Let me just leave it at this:  I highly recommend the audiobook when you’re looking for a snort-worthy romp of a story.  William Dufris is a master at reading stories like this one:  wacky, absurd comedy with a plethora of characters, each one more quirky than the last.

 

Stormbreaker

Stormbreaker (Alex Rider #1) by Anthony Horowitz
Rating: * * * *

Somewhere between James Bond and The Hunger Games

Thrown headlong into the world of MI6 and covert intelligence, 14 year old Alex’s mission is to investigate a philanthropist who seems too good to be true. Complete with gadgets and super-secret communication channels, Alex’s adventure speeds along with just the right mix of details, background, and hyperbole to make it enjoyable for its target audience, teenagers, as well as adults.

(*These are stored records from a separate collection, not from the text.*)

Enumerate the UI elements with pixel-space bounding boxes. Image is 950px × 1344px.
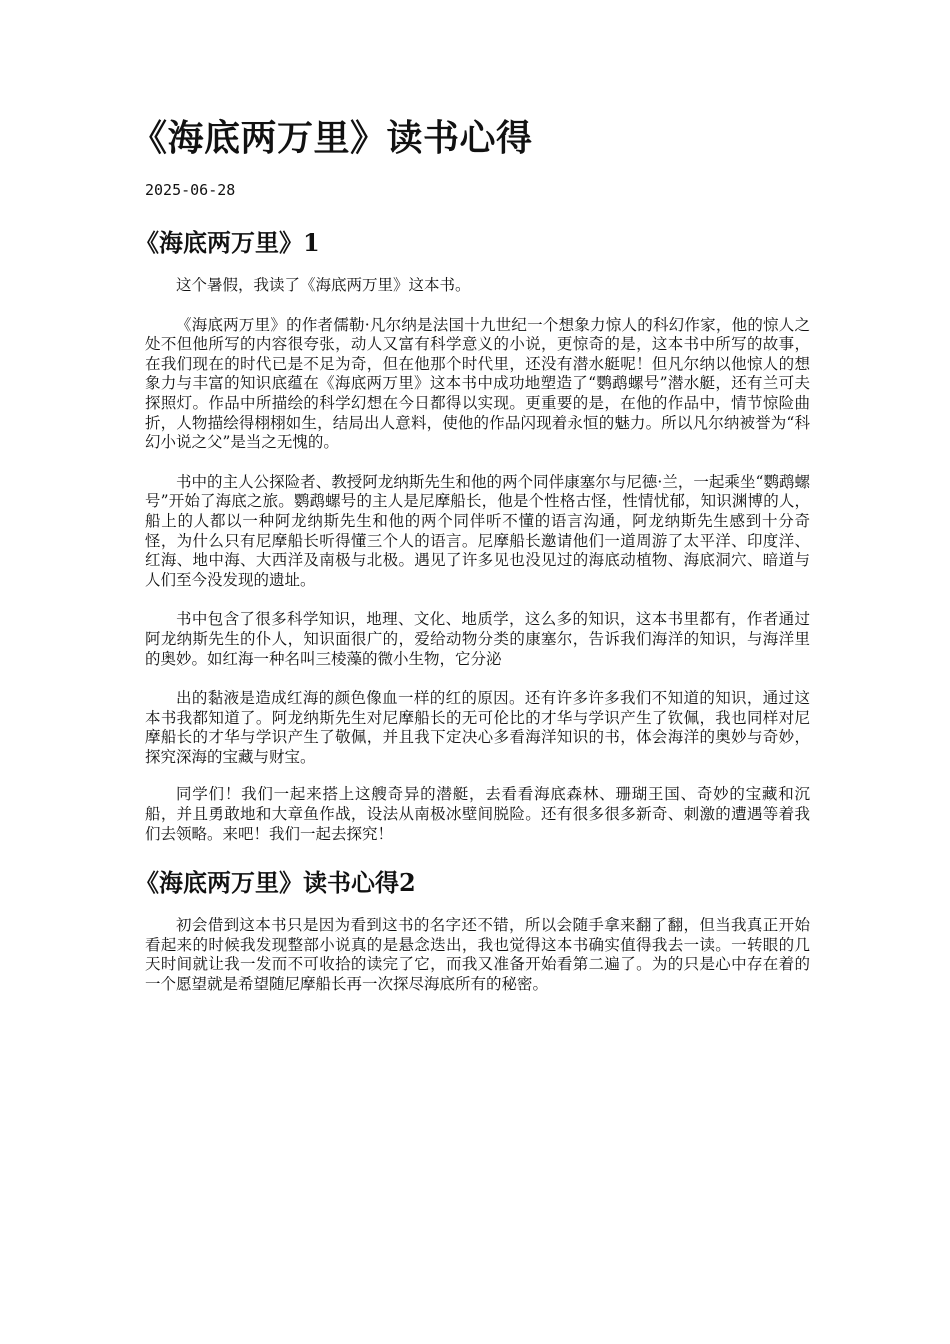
section-1-paragraph-4: 书中包含了很多科学知识，地理、文化、地质学，这么多的知识，这本书里都有，作者通过阿龙纳斯先生的仆人，知识面很广的，爱给动物分类的康塞尔，告诉我们海洋的知识，与海洋里的奥妙。如红海一种名叫三棱藻的微小生物，它分泌: [145, 610, 810, 668]
document-title: 《海底两万里》读书心得: [131, 117, 533, 159]
section-heading-2: 《海底两万里》读书心得2: [135, 868, 416, 898]
section-1-paragraph-3: 书中的主人公探险者、教授阿龙纳斯先生和他的两个同伴康塞尔与尼德·兰，一起乘坐“鹦鹉螺号”开始了海底之旅。鹦鹉螺号的主人是尼摩船长，他是个性格古怪，性情忧郁，知识渊博的人，船上的人都以一种阿龙纳斯先生和他的两个同伴听不懂的语言沟通，阿龙纳斯先生感到十分奇怪，为什么只有尼摩船长听得懂三个人的语言。尼摩船长邀请他们一道周游了太平洋、印度洋、红海、地中海、大西洋及南极与北极。遇见了许多见也没见过的海底动植物、海底洞穴、暗道与人们至今没发现的遗址。: [145, 472, 810, 589]
document-date: 2025-06-28: [145, 181, 236, 199]
document-page: [131, 110, 810, 995]
section-1-paragraph-1: 这个暑假，我读了《海底两万里》这本书。: [176, 276, 471, 294]
section-2-paragraph-1: 初会借到这本书只是因为看到这书的名字还不错，所以会随手拿来翻了翻，但当我真正开始看起来的时候我发现整部小说真的是悬念迭出，我也觉得这本书确实值得我去一读。一转眼的几天时间就让我一发而不可收拾的读完了它，而我又准备开始看第二遍了。为的只是心中存在着的一个愿望就是希望随尼摩船长再一次探尽海底所有的秘密。: [145, 916, 810, 994]
section-1-paragraph-6: 同学们！我们一起来搭上这艘奇异的潜艇，去看看海底森林、珊瑚王国、奇妙的宝藏和沉船，并且勇敢地和大章鱼作战，设法从南极冰壁间脱险。还有很多很多新奇、刺激的遭遇等着我们去领略。来吧！我们一起去探究！: [145, 785, 810, 843]
section-heading-1: 《海底两万里》1: [135, 228, 320, 257]
section-1-paragraph-5: 出的黏液是造成红海的颜色像血一样的红的原因。还有许多许多我们不知道的知识，通过这本书我都知道了。阿龙纳斯先生对尼摩船长的无可伦比的才华与学识产生了钦佩，我也同样对尼摩船长的才华与学识产生了敬佩，并且我下定决心多看海洋知识的书，体会海洋的奥妙与奇妙，探究深海的宝藏与财宝。: [145, 689, 810, 766]
section-1-paragraph-2: 《海底两万里》的作者儒勒·凡尔纳是法国十九世纪一个想象力惊人的科幻作家，他的惊人之处不但他所写的内容很夸张，动人又富有科学意义的小说，更惊奇的是，这本书中所写的故事，在我们现在的时代已是不足为奇，但在他那个时代里，还没有潜水艇呢！但凡尔纳以他惊人的想象力与丰富的知识底蕴在《海底两万里》这本书中成功地塑造了“鹦鹉螺号”潜水艇，还有兰可夫探照灯。作品中所描绘的科学幻想在今日都得以实现。更重要的是，在他的作品中，情节惊险曲折，人物描绘得栩栩如生，结局出人意料，使他的作品闪现着永恒的魅力。所以凡尔纳被誉为“科幻小说之父”是当之无愧的。: [145, 315, 810, 452]
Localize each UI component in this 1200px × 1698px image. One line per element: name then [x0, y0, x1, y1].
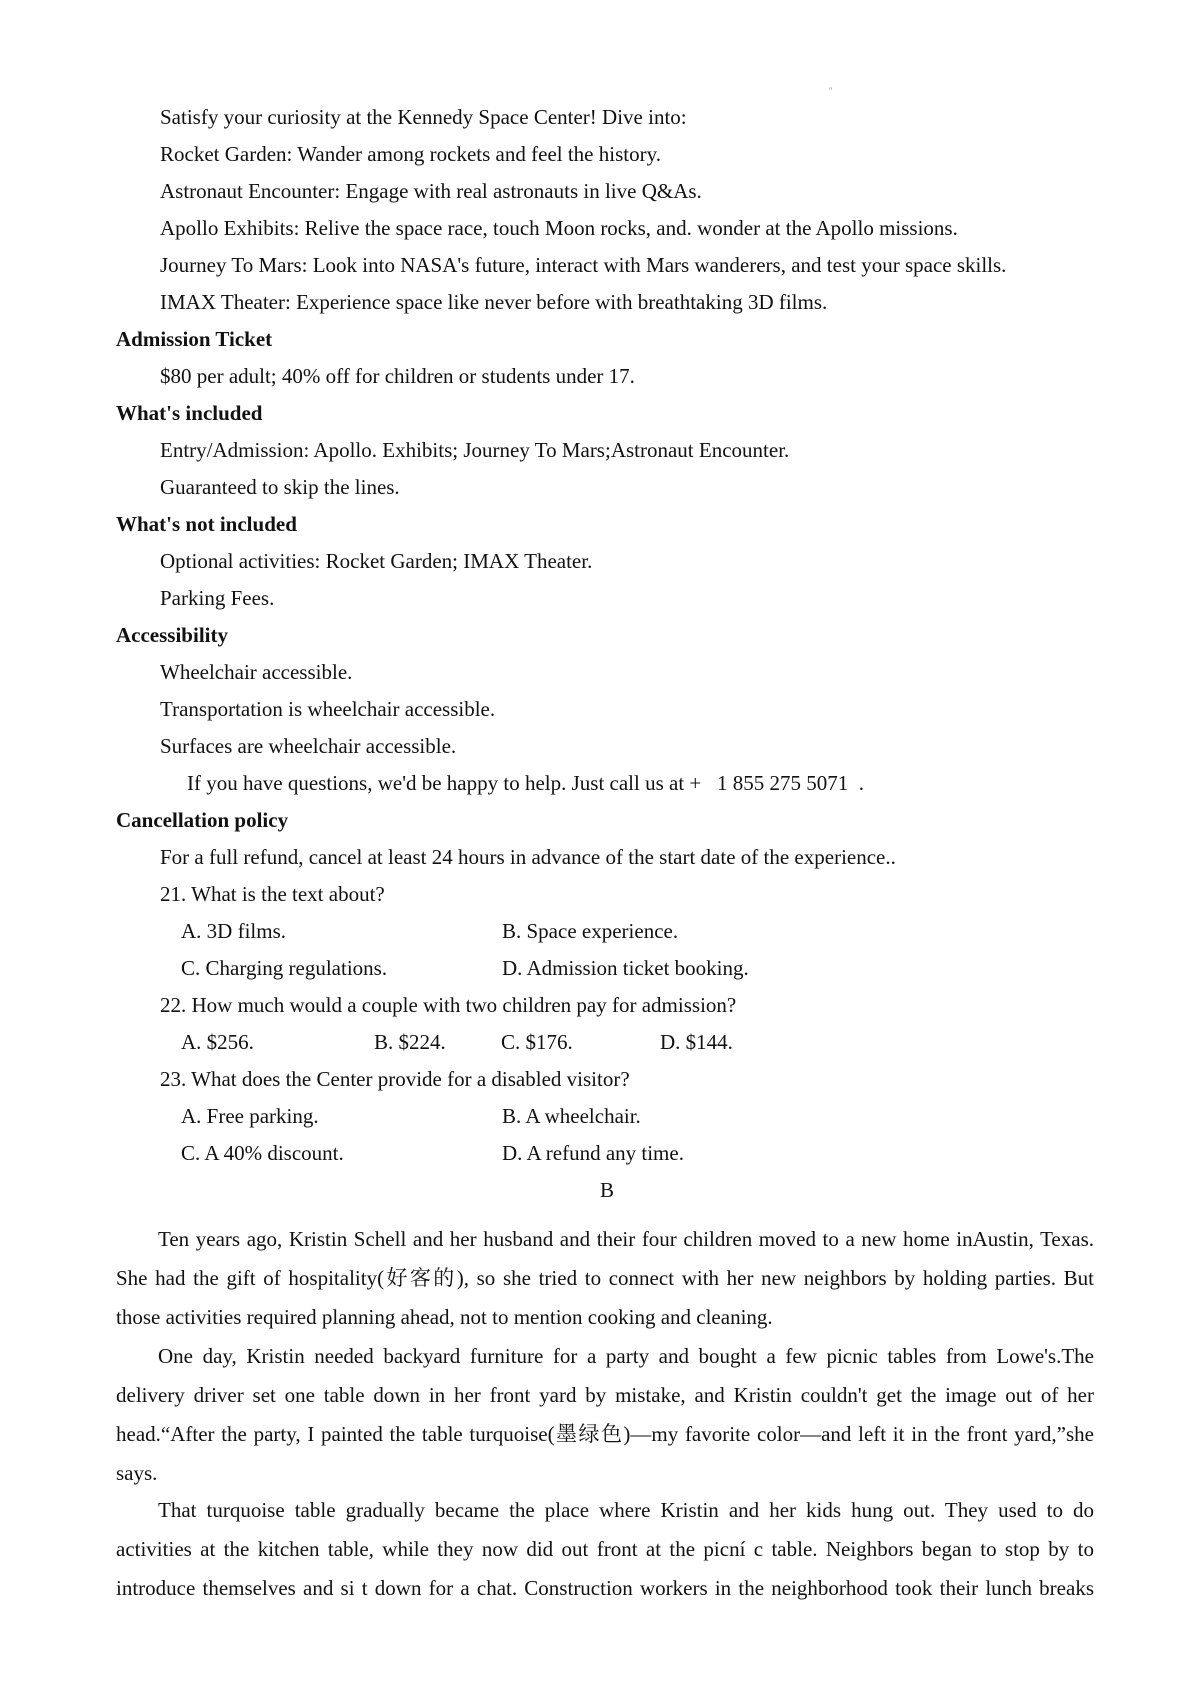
- paragraph-line: those activities required planning ahead, not to mention cooking and cleaning.: [116, 1305, 773, 1329]
- question-stem: 23. What does the Center provide for a disabled visitor?: [160, 1067, 630, 1091]
- answer-option: D. Admission ticket booking.: [502, 956, 749, 980]
- contact-phone-line: If you have questions, we'd be happy to help. Just call us at + 1 855 275 5071 .: [187, 771, 865, 795]
- answer-option: A. $256.: [181, 1030, 254, 1054]
- answer-option: C. Charging regulations.: [181, 956, 388, 980]
- passage-paragraph: [116, 1337, 1094, 1493]
- intro-line: Satisfy your curiosity at the Kennedy Space Center! Dive into:: [160, 105, 687, 129]
- attraction-apollo-exhibits: Apollo Exhibits: Relive the space race, touch Moon rocks, and. wonder at the Apollo missions.: [160, 216, 958, 240]
- not-included-line: Parking Fees.: [160, 586, 275, 610]
- accessibility-line: Surfaces are wheelchair accessible.: [160, 734, 457, 758]
- included-line: Entry/Admission: Apollo. Exhibits; Journey To Mars;Astronaut Encounter.: [160, 438, 790, 462]
- paragraph-line: One day, Kristin needed backyard furniture for a party and bought a few picnic tables from Lowe's.The: [158, 1344, 1094, 1368]
- question-stem: 21. What is the text about?: [160, 882, 385, 906]
- passage-paragraph: [116, 1220, 1094, 1337]
- included-line: Guaranteed to skip the lines.: [160, 475, 400, 499]
- answer-option: B. $224.: [374, 1030, 446, 1054]
- cancellation-heading: Cancellation policy: [116, 808, 289, 832]
- attraction-rocket-garden: Rocket Garden: Wander among rockets and feel the history.: [160, 142, 661, 166]
- accessibility-line: Transportation is wheelchair accessible.: [160, 697, 496, 721]
- paragraph-line: She had the gift of hospitality(好客的), so she tried to connect with her new neighbors by holding parties. But: [116, 1266, 1094, 1290]
- attraction-journey-to-mars: Journey To Mars: Look into NASA's future, interact with Mars wanderers, and test your space skills.: [160, 253, 1007, 277]
- passage-paragraph: [116, 1491, 1094, 1608]
- answer-option: C. A 40% discount.: [181, 1141, 344, 1165]
- attraction-astronaut-encounter: Astronaut Encounter: Engage with real astronauts in live Q&As.: [160, 179, 702, 203]
- paragraph-line: Ten years ago, Kristin Schell and her husband and their four children moved to a new home inAustin, Texas.: [158, 1227, 1094, 1251]
- paragraph-line: activities at the kitchen table, while they now did out front at the picní c table. Neighbors began to stop by to: [116, 1537, 1094, 1561]
- answer-option: B. Space experience.: [502, 919, 679, 943]
- answer-option: A. 3D films.: [181, 919, 286, 943]
- accessibility-heading: Accessibility: [116, 623, 228, 647]
- admission-price-line: $80 per adult; 40% off for children or students under 17.: [160, 364, 635, 388]
- answer-option: B. A wheelchair.: [502, 1104, 641, 1128]
- answer-option: C. $176.: [501, 1030, 573, 1054]
- not-included-heading: What's not included: [116, 512, 297, 536]
- included-heading: What's included: [116, 401, 263, 425]
- cancellation-line: For a full refund, cancel at least 24 hours in advance of the start date of the experience..: [160, 845, 896, 869]
- answer-option: D. $144.: [660, 1030, 733, 1054]
- question-stem: 22. How much would a couple with two children pay for admission?: [160, 993, 737, 1017]
- answer-option: D. A refund any time.: [502, 1141, 684, 1165]
- attraction-imax-theater: IMAX Theater: Experience space like never before with breathtaking 3D films.: [160, 290, 828, 314]
- paragraph-line: head.“After the party, I painted the table turquoise(墨绿色)—my favorite color—and left it in the front yard,”she: [116, 1422, 1094, 1446]
- paragraph-line: delivery driver set one table down in her front yard by mistake, and Kristin couldn't get the image out of her: [116, 1383, 1094, 1407]
- accessibility-line: Wheelchair accessible.: [160, 660, 353, 684]
- passage-label: B: [600, 1178, 615, 1202]
- paragraph-line: says.: [116, 1461, 158, 1485]
- paragraph-line: That turquoise table gradually became the place where Kristin and her kids hung out. They used to do: [158, 1498, 1094, 1522]
- paragraph-line: introduce themselves and si t down for a chat. Construction workers in the neighborhood took their lunch breaks: [116, 1576, 1094, 1600]
- corner-mark: ": [829, 86, 833, 95]
- answer-option: A. Free parking.: [181, 1104, 319, 1128]
- admission-heading: Admission Ticket: [116, 327, 273, 351]
- not-included-line: Optional activities: Rocket Garden; IMAX Theater.: [160, 549, 593, 573]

Being generally behind the times on movies, I have just learned a movie was released in 2006 based on this book. After checking out a trailer for the movie, I can say with confidence that the movie is vastly different from the book.

Guilt by Degrees

Guilt by Degrees (Rachel Knight #2) by Marcia Clark
Copyright 4/30/13
Mulholland Books
Rating: * * *

What I like…The snark:  Rachel and her ‘tude are a hoot.  The dialogue is reasonably believable.  The story moves right along and there’s always more than meets the eye, lots of twists and turns and realizations and re-examinations of the evidence.

What I don’t like…The length:  the book is 450 pages.  The constant name-dropping of L.A. restaurants/eateries/bars, expensive vodkas, etc.  If the book were shorter and had fewer details about lunch and drink orders, I would rate it 4 stars.

The long and short of it…I enjoy the Rachel Knight series, at least books 1 and 2 (I haven’t read the others yet).  The office politics in the district attorney’s office, as well as the interplay between the police and the D.A.’s office, make for good reading, especially when enlivened by Knight’s brand of sarcastic wit.

Thank you to Mulholland Books and NetGalley for the copy I received in exchange for a review.